Art Basel’s recent decision to incorporate online viewing rooms into its programming highlights the importance of digital experiences within the art world. Major galleries, such as Gagosian and David Zwirner, have set records by selling through these online platforms. Sam Orlofsky, a director at Gagosian, told ARTnews in 2019 that an online viewing room “bridges the greatest gap between us and potential buyers,” making the overall buying process more transparent.


UPDATE (February 6, 2020): Art Basel has decided to cancel its Hong Kong art fair this year amid ongoing pro-democracy protests and heightened fears surrounding the coronavirus outbreak.
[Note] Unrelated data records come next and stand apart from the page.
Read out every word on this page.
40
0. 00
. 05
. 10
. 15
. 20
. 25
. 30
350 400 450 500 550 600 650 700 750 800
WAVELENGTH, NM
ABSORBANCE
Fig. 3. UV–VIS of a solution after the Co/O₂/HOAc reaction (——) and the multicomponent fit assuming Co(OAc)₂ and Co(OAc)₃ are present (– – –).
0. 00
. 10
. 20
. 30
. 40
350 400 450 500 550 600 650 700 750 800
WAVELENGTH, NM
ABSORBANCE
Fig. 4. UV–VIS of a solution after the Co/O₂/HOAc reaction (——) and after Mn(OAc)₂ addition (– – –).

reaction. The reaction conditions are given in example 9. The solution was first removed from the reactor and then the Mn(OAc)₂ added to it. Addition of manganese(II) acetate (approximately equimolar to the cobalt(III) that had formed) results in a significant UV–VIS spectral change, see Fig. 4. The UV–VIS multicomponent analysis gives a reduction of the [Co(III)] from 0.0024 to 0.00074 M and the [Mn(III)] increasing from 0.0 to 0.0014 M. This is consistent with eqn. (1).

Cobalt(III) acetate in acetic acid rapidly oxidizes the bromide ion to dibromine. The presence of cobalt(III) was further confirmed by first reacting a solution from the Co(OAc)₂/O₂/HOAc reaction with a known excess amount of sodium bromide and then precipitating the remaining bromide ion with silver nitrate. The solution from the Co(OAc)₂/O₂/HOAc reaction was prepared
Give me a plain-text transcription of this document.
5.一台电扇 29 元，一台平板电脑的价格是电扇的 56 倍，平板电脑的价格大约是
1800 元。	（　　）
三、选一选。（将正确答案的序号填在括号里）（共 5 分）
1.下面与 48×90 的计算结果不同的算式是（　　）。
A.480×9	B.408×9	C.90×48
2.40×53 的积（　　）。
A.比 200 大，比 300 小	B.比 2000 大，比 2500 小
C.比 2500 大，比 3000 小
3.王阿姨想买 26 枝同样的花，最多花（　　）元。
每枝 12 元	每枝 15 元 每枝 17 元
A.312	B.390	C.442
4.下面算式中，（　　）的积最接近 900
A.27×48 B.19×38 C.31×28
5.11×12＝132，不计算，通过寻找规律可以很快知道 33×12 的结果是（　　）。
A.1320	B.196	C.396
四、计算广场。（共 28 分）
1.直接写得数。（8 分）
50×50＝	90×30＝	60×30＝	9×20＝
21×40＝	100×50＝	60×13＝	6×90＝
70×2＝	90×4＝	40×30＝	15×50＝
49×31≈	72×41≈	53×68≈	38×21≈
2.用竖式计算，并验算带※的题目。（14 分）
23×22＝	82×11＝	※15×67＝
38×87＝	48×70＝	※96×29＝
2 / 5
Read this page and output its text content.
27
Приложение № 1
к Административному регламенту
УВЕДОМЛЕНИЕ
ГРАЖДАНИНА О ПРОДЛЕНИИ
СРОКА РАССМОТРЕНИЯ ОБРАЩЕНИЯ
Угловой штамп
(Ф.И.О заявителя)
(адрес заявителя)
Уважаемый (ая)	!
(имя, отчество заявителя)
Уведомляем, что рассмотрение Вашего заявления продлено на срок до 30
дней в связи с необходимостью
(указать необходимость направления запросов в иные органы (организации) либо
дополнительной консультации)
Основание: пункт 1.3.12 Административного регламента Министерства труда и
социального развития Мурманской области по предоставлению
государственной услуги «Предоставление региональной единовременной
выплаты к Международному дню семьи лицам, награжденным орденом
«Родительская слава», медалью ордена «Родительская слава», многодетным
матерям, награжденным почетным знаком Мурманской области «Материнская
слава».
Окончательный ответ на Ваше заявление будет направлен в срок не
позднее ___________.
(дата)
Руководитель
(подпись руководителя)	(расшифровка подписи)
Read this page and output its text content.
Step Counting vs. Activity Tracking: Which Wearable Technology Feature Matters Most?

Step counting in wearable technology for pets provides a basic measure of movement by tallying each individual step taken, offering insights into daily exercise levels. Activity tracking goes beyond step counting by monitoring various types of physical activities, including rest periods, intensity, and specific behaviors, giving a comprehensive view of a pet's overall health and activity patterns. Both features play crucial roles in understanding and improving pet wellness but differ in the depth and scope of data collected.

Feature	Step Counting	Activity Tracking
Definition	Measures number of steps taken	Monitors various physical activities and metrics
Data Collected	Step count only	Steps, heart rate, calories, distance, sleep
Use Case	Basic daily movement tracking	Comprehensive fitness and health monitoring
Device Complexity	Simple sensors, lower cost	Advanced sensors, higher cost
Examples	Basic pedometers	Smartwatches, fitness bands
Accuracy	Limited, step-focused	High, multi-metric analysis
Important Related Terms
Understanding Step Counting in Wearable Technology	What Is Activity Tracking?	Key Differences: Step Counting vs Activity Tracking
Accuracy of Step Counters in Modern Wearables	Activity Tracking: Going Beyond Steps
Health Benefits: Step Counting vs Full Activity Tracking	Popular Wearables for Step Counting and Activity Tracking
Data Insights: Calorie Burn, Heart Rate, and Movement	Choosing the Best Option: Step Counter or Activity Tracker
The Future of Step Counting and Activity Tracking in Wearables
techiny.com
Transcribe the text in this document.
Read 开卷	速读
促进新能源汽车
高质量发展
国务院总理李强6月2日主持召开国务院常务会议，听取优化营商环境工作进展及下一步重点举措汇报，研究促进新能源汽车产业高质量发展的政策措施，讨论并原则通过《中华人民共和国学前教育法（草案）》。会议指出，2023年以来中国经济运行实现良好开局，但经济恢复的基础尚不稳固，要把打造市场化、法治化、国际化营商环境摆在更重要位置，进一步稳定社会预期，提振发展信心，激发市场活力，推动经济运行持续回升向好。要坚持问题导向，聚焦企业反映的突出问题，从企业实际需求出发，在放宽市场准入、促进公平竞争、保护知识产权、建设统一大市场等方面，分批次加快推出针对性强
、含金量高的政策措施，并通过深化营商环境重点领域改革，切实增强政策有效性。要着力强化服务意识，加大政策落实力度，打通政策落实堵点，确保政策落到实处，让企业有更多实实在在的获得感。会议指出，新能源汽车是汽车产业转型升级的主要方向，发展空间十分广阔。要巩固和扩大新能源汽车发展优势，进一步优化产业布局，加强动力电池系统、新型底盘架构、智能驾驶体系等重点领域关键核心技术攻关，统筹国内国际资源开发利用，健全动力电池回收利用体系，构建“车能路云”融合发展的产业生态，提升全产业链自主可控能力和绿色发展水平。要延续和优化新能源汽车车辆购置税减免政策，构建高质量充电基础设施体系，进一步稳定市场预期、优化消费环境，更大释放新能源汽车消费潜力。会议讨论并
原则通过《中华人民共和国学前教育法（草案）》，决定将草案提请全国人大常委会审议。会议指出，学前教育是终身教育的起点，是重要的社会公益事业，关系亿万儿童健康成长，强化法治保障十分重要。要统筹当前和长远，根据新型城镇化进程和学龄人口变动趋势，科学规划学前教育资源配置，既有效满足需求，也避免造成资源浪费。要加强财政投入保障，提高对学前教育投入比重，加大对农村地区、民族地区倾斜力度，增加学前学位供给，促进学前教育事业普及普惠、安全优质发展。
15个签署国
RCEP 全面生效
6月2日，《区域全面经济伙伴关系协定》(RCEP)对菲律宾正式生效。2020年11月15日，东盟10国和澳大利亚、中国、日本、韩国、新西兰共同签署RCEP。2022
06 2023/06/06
The fair was slated to run through March 19-21.

The arts organization expressed in an official e-mail statement that the edition was called off due to “numerous factors” mainly revolving around health and safety concerns for those working and attending the fair. Additionally, the fair also mentioned that there were existing complications in the transit of artworks from international locations to the show due to the coronavirus outbreak.

Marc Spiegler, Global Director of Art Basel expressed:

“Our thoughts are with those affected by the recent coronavirus outbreak around the world. The decision to cancel Art Basel Hong Kong was an extremely difficult one for us. We explored every other possible option before doing so, gathering advice and perspectives from many gallerists, collectors, partners, and external experts. We are acutely aware of the important role that the fair plays within the region’s cultural scene and for our galleries, both in Asia and across the globe. Our team dedicated extensive time and effort to ensure our show in March would be a success over the course of the past year. Unfortunately, the sudden outbreak and rapid spread of the novel coronavirus radically changed the situation.”

 


ORIGINAL POST (January 29, 2020): Amid the coronavirus outbreak, museums and public art institutions across China and Hong Kong continue to close their doors. The National Art Museum of China in Beijing, the Guangdong Art Museum in Guangzhou, and the Union Art Museum in Wuhan are among the establishments that have made closure announcements according to Artnews.

Three galleries have also pulled out of the forthcoming Art Basel Hong Kong fair, which is slated to launch on March 19, because of growing concerns surrounding the coronavirus and the ongoing pro-democracy protests. An Art Basel representative expressed in a statement that the fair’s organizers are “taking the recent outbreak and spread of the new coronavirus extremely seriously. We are closely monitoring the developments and recommendations issued by the World Health Organization and national governments, as well as consulting directly with relevant experts. We will provide updates on the implications for our Hong Kong show as soon as possible.”

According to the New York Times, there are currently eight confirmed cases of coronavirus in Hong Kong with 4,600 confirmed cases in mainland China and 80 confirmed cases outside of China since last Tuesday. The virus has killed over 100 people.